On a more serious note, Mike what do you make of the lines…So it needs to be said clearly that the God presence of this Jesus will lead us ultimately beyond every religious definition. Indeed, it will lead beyond Jesus himself. That becomes essential to human development whenever our idolatrous convictions identify the messenger of God with God. So the Ground of Being will finally be worshiped apart from any system of religious thought. It is a startling but real insight into the future of worship…Is he advocating abandoning Christ for Buddhism?…Ok, I get that he thinks he isn’t, but it sounds that way to me.
He is simply stating that eventually we must come to realize the error of Christianity in misplacing the over-emphasis of worship on Jesus the Messiah (whom God sent) and not giving Preeminence of our worship and attention to YHWH/The Father himself.
Christ worshipped God The Father and he directed us to do the same.
When we finally get this , then we no longer require the sign post’s(“religious systems”) that are established to point us to God, …we’ve found HIM.
Let me add that it is at this stage in our development that a Divergence should be taking place between our growing Intellect that is being nudged and quickened/enlightened by the Holy Spirit and the initial Christian indoctrination that we wholeheartedly accepted (in the beginnings of our spiritual life) without any question whatsoever. We are NOT abandoning our theology, we are merely giving it a space to expand and evolve…As It Should.

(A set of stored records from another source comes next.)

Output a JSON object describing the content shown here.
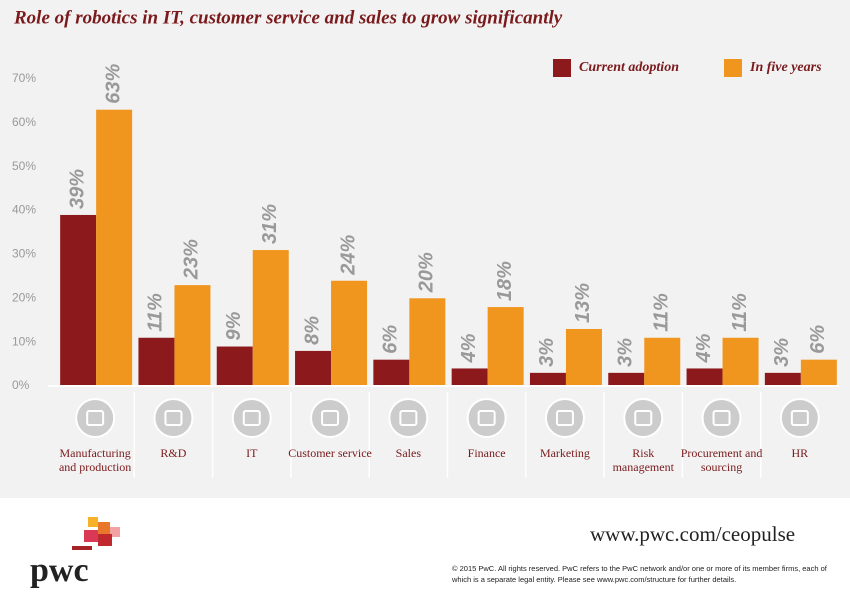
{
  "chart_data": {
    "type": "bar",
    "title": "Role of robotics in IT, customer service and sales to grow significantly",
    "categories": [
      "Manufacturing and production",
      "R&D",
      "IT",
      "Customer service",
      "Sales",
      "Finance",
      "Marketing",
      "Risk management",
      "Procurement and sourcing",
      "HR"
    ],
    "series": [
      {
        "name": "Current adoption",
        "color": "#8c1a1c",
        "values": [
          39,
          11,
          9,
          8,
          6,
          4,
          3,
          3,
          4,
          3
        ],
        "value_labels": [
          "39%",
          "11%",
          "9%",
          "8%",
          "6%",
          "4%",
          "3%",
          "3%",
          "4%",
          "3%"
        ]
      },
      {
        "name": "In five years",
        "color": "#f0961e",
        "values": [
          63,
          23,
          31,
          24,
          20,
          18,
          13,
          11,
          11,
          6
        ],
        "value_labels": [
          "63%",
          "23%",
          "31%",
          "24%",
          "20%",
          "18%",
          "13%",
          "11%",
          "11%",
          "6%"
        ]
      }
    ],
    "ylim": [
      0,
      70
    ],
    "yticks": [
      {
        "value": 0,
        "label": "0%"
      },
      {
        "value": 10,
        "label": "10%"
      },
      {
        "value": 20,
        "label": "20%"
      },
      {
        "value": 30,
        "label": "30%"
      },
      {
        "value": 40,
        "label": "40%"
      },
      {
        "value": 50,
        "label": "50%"
      },
      {
        "value": 60,
        "label": "60%"
      },
      {
        "value": 70,
        "label": "70%"
      }
    ],
    "grid": false,
    "legend": "upper right"
  },
  "footer": {
    "logo": "pwc",
    "url": "www.pwc.com/ceopulse",
    "copyright": "© 2015 PwC. All rights reserved. PwC refers to the PwC network and/or one or more of its member firms, each of which is a separate legal entity. Please see www.pwc.com/structure for further details."
  }
}
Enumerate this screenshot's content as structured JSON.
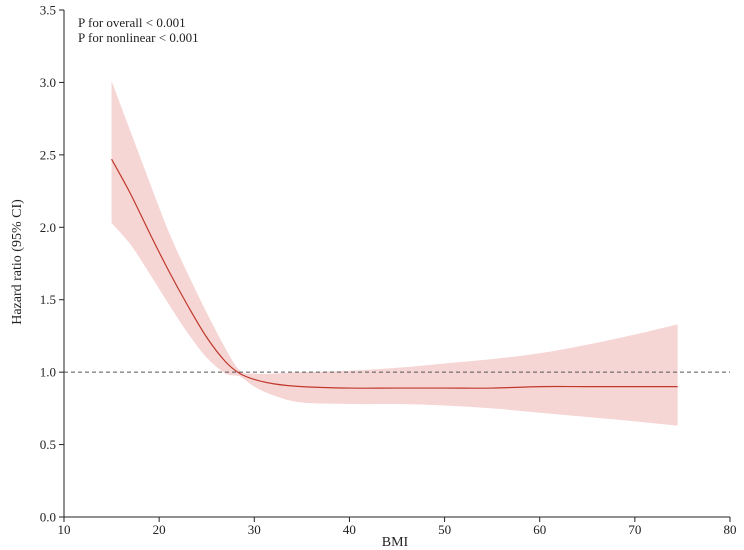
{
  "chart_data": {
    "type": "line",
    "xlabel": "BMI",
    "ylabel": "Hazard ratio (95% CI)",
    "xlim": [
      10,
      80
    ],
    "ylim": [
      0.0,
      3.5
    ],
    "xticks": [
      "10",
      "20",
      "30",
      "40",
      "50",
      "60",
      "70",
      "80"
    ],
    "yticks": [
      "0.0",
      "0.5",
      "1.0",
      "1.5",
      "2.0",
      "2.5",
      "3.0",
      "3.5"
    ],
    "annotations": [
      "P for overall < 0.001",
      "P for nonlinear < 0.001"
    ],
    "reference_line": {
      "y": 1.0,
      "style": "dashed",
      "color": "#555555"
    },
    "grid": false,
    "series": [
      {
        "color": "#c0392b",
        "band_color": "#f6d5d5",
        "x": [
          15,
          17,
          19,
          21,
          23,
          25,
          27,
          28.5,
          30,
          32,
          35,
          40,
          45,
          50,
          55,
          60,
          65,
          70,
          74.5
        ],
        "y": [
          2.47,
          2.23,
          1.96,
          1.7,
          1.46,
          1.24,
          1.07,
          0.99,
          0.95,
          0.92,
          0.9,
          0.89,
          0.89,
          0.89,
          0.89,
          0.9,
          0.9,
          0.9,
          0.9
        ],
        "lower": [
          2.03,
          1.88,
          1.68,
          1.47,
          1.27,
          1.1,
          0.99,
          0.97,
          0.9,
          0.84,
          0.79,
          0.78,
          0.78,
          0.77,
          0.75,
          0.72,
          0.69,
          0.66,
          0.63
        ],
        "upper": [
          3.01,
          2.66,
          2.31,
          1.97,
          1.68,
          1.41,
          1.16,
          1.01,
          0.99,
          0.99,
          1.0,
          1.01,
          1.03,
          1.06,
          1.09,
          1.13,
          1.19,
          1.26,
          1.33
        ]
      }
    ]
  }
}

I don’t think it’s possible to overemphasize Jesus, nor do I think that we ought to give preeminence to the Father/YHWH. Jesus is described in the NT as the in whom the fullness of God was pleased to dwell… the exact representation of God’s being. Jesus is what God looks like. When we find Jesus—when we follow him on the way—we’ve found God.
.”when we follow him on the way—we’ve found God” Follow Jesus where? where to? ..we follow him to The Father. IMO 🙂
“And this is eternal life, to know thee the One true God and Jesus the Christ whom thou hast sent”
Follow Jesus as in follow his teachings, follow the pattern of his own cruciform life, seek to become conformed to his image.